将上面的例子改造一下，引入了 iterator：

import re
import reprlib

RE_WORD = re.compile('\w+')

class Sentence:
    def __init__(self, text):
        self.text = text
        self.words = RE_WORD.findall(text)
        
    def __repr__(self):
        return 'Sentence(%s)' % reprlib.repr(self.text)
        
    def __iter__(self):   
        return SentenceIterator(self.words)   
        
class SentenceIterator:
    def __init__(self, words):
        self.words = words   
        self.index = 0   
        
    def __next__(self):
        try:
            word = self.words[self.index]   
        except IndexError:
            raise StopIteration()   
        self.index += 1   
        return word   
        
    def __iter__(self):   
        return self

这是一个比较啰嗦的示例，为的是介绍后面的 generator 机制。

Sentence Take #3: A Generator Function

import re
import reprlib

RE_WORD = re.compile('\w+')

class Sentence:
    def __init__(self, text):
        self.text = text
        self.words = RE_WORD.findall(text)
        
    def __repr__(self):
        return 'Sentence(%s)' % reprlib.repr(self.text)
        
    def __iter__(self):
        for word in self.words:   
            yield word

函数体中带 yield 关键字的，即是 generator function。generator function 的机制是：

A generator function builds a generator object that wraps the body of the function. When we invoke next(…) on the generator object, execution advances to the next yield in the function body, and the next(…) call evaluates to the value yielded when the function body is suspended. Finally, when the function body returns, the enclosing generator object raises StopIteration, in accordance with the Iterator protocol.

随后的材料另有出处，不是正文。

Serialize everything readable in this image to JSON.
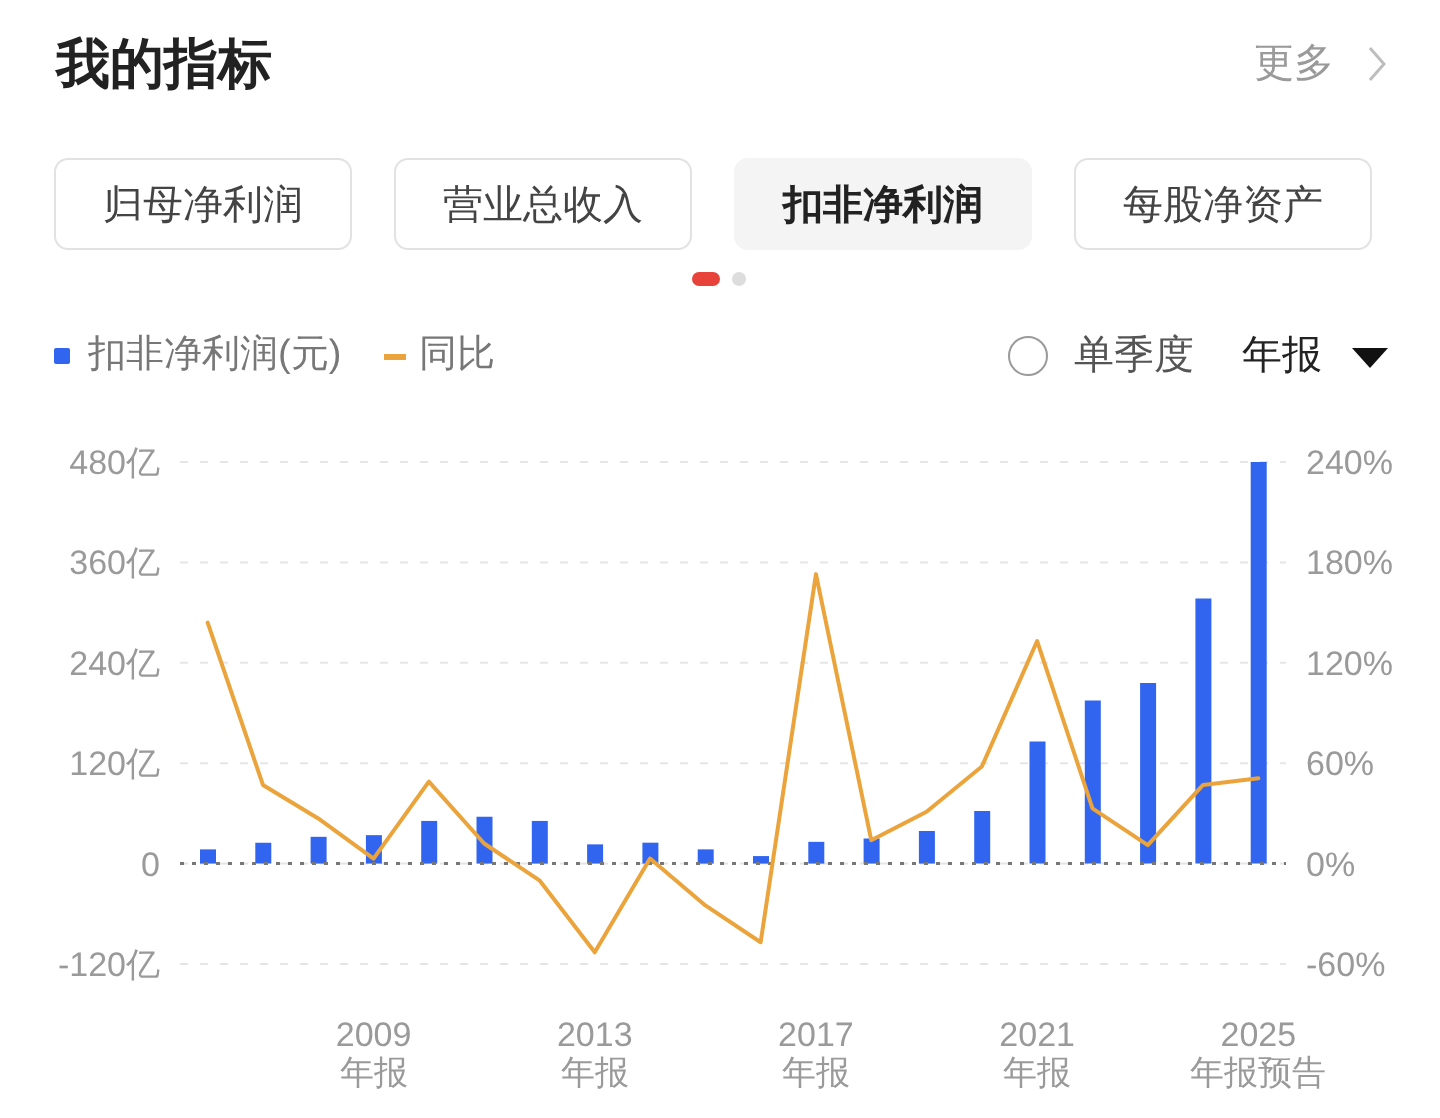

Calling a generator function returns a generator. A generator yields or produces values. A generator doesn’t “return” values in the usual way: the return statement in the body of a generator function causes StopIteration to be raised by the generator object.

Sentence Take #4: A Lazy Implementation

前面的例子并不是 lazy 的。因为 words 是提前准备好的。当你只需要前面几个词时，把整串 words 都准备好，可能是对性能和内存的不必要消耗。下面给了一个延迟计算的方法：

import re
import reprlib

RE_WORD = re.compile('\w+')

class Sentence:
    def __init__(self, text):
        self.text = text

    def __repr__(self):
        return 'Sentence(%s)' % reprlib.repr(self.text)

    def __iter__(self):
        for match in RE_WORD.finditer(self.text):
            yield match.group()

generator function 很方便，但是 generator expression 更方便。

Sentence Take #5: A Generator Expression

对于 generator expression，一个容易理解的解释是：

A generator expression can be understood as a lazy version of a list comprehension: it does not eagerly build a list, but returns a generator that will lazily produce the items on demand. In other words, if a list comprehension is a factory of lists, a generator expression is a factory of generators.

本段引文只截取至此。